European blue chips rose on Friday, led by a rally in technology stocks as investors welcomed a bullish revenue update by Intel Corp, while US jobs data and softer oil prices boosted Wall Street.
European markets have been trapped within recent tight ranges as investors focused on oil prices and the US Federal Reserve's interest rate-setting meeting at the end of the month amid a dearth of corporate news.
"The market seems to be prepared to take a little bit of risk. Oil has fallen nicely and the US payrolls number is more or less in line, but the threat of geopolitical factors is still in the background," said David Buik of spread-betters Cantor Index.
"There are not any major factors that the markets can latch onto. With no bad news around, there is a little bit of momentum, but I would not look at a big move," he said. The FTSE Eurotop 300 index of pan-European blue chips finished 0.6 percent higher at 992.93 points -- the highest close since May 10. The narrower DJ Euro Stoxx 50 index rallied 1.14 percent to 2,767.87.

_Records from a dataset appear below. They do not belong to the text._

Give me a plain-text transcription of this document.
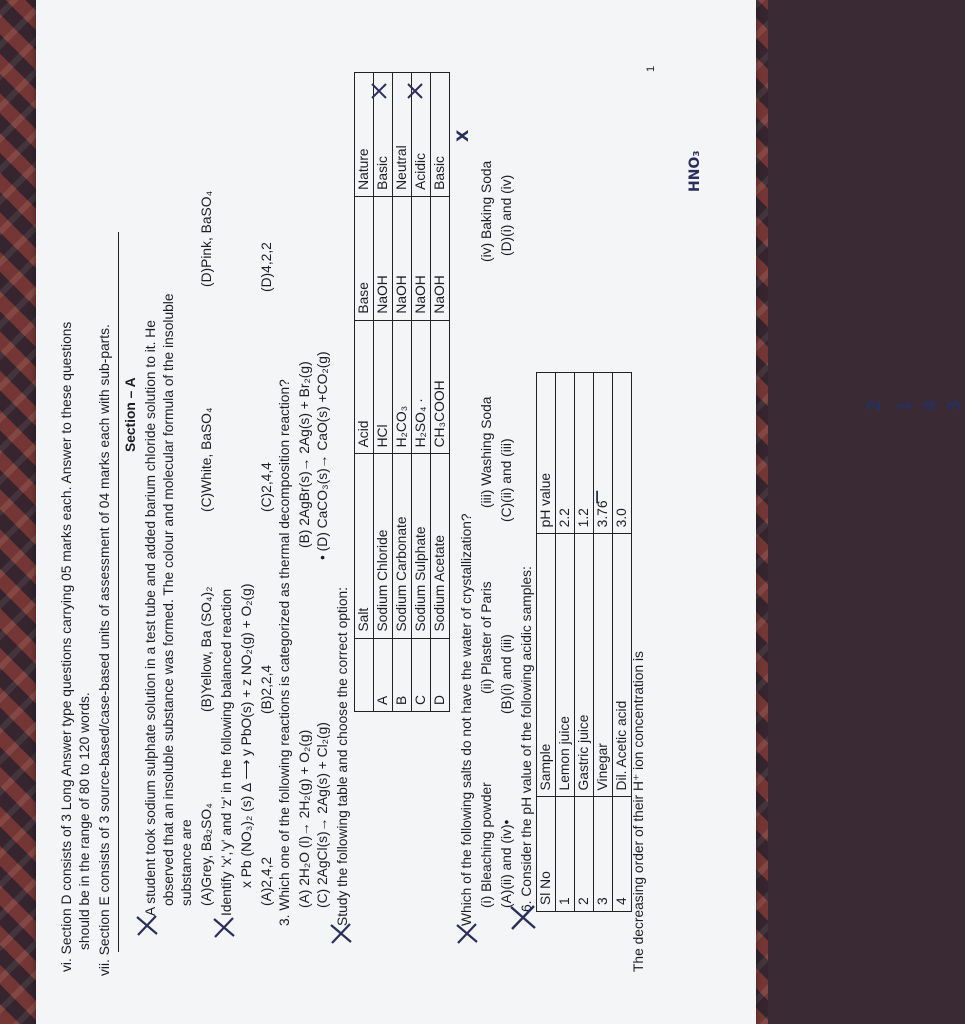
vi. Section D consists of 3 Long Answer type questions carrying 05 marks each. Answer to these questions should be in the range of 80 to 120 words. vii. Section E consists of 3 source-based/case-based units of assessment of 04 marks each with sub-parts. Section – A A student took sodium sulphate solution in a test tube and added barium chloride solution to it. He observed that an insoluble substance was formed. The colour and molecular formula of the insoluble substance are (A)Grey, Ba₂SO₄
(B)Yellow, Ba (SO₄)₂
(C)White, BaSO₄
(D)Pink, BaSO₄
Identify 'x','y' and 'z' in the following balanced reaction x Pb (NO₃)₂ (s) Δ ⟶ y PbO(s) + z NO₂(g) + O₂(g) (A)2,4,2
(B)2,2,4
(C)2,4,4
(D)4,2,2
3. Which one of the following reactions is categorized as thermal decomposition reaction? (A) 2H₂O (l)→ 2H₂(g) + O₂(g)
(B) 2AgBr(s)→ 2Ag(s) + Br₂(g)
(C) 2AgCl(s)→ 2Ag(s) + Cl₂(g)
• (D) CaCO₃(s)→ CaO(s) +CO₂(g)
Study the following table and choose the correct option:
	Salt	Acid	Base	Nature
A	Sodium Chloride	HCl	NaOH	Basic
B	Sodium Carbonate	H₂CO₃	NaOH	Neutral
C	Sodium Sulphate	H₂SO₄ ·	NaOH	Acidic
D	Sodium Acetate	CH₃COOH	NaOH	Basic
Which of the following salts do not have the water of crystallization? (i) Bleaching powder
(ii) Plaster of Paris
(iii) Washing Soda
(iv) Baking Soda
(A)(ii) and (iv)•
(B)(i) and (iii)
(C)(ii) and (iii)
(D)(i) and (iv)
6. Consider the pH value of the following acidic samples: Sl No	Sample	pH value
1	Lemon juice	2.2
2	Gastric juice	1.2
3	Vinegar	3.76
4	Dil. Acetic acid	3.0
The decreasing order of their H⁺ ion concentration is
1
2 1 4 3
—
HNO₃
X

Both indices ended near their highest levels in the session and analysts said attractive stock valuations would lure investors.
"A positive macroeconomic backdrop and strong corporate earnings have been rewarded by investors with higher discount rates; markets have been range-bound. We expect that valuation will soon command investor attention again," JP Morgan strategists said in a note.
"Higher share prices will follow, in our view, particularly for the more cyclically geared corporates."
Chip-related stocks such as STMicroelectronics and ASML surged after Intel narrowed the range of its quarterly revenue forecast to the upper end of its outlook, citing better-than-expected demand for flash memory chips.
Other tech stocks also benefited, with mobile phone giant Nokia up three percent while networks firm Ericsson put on 3.4 percent.
But energy stocks were among the major losers, hit by selling after oil cartel OPEC decided on Thursday to open its supply taps to cap runaway oil prices.
Oil giants BP and Royal Dutch/Shell closed between 0.4 and 0.9 percent lower.
Gainers included Adecco SA which climbed 2.6 percent to 63.80 Swiss francs after it said its Executive Chairman John Bowmer will quit at the end of the month, as the staffing firm attempted to draw a line under a damaging book-keeping flap that has dogged it this year.
The jobs report in the US added to evidence of accelerating economic activity and reinforced expectations that Federal Reserve policymakers will ratchet US interest rates up from their current 46-year lows when they meet on June 29 and 30.
"The numbers are a bit stronger than expected but what really catches the eye are the revisions to the previous two months," said John Shepperd, global economist at Dresdner Kleinwort Wasserstein.
"We think European stock markets have fully discounted rate changes," he said.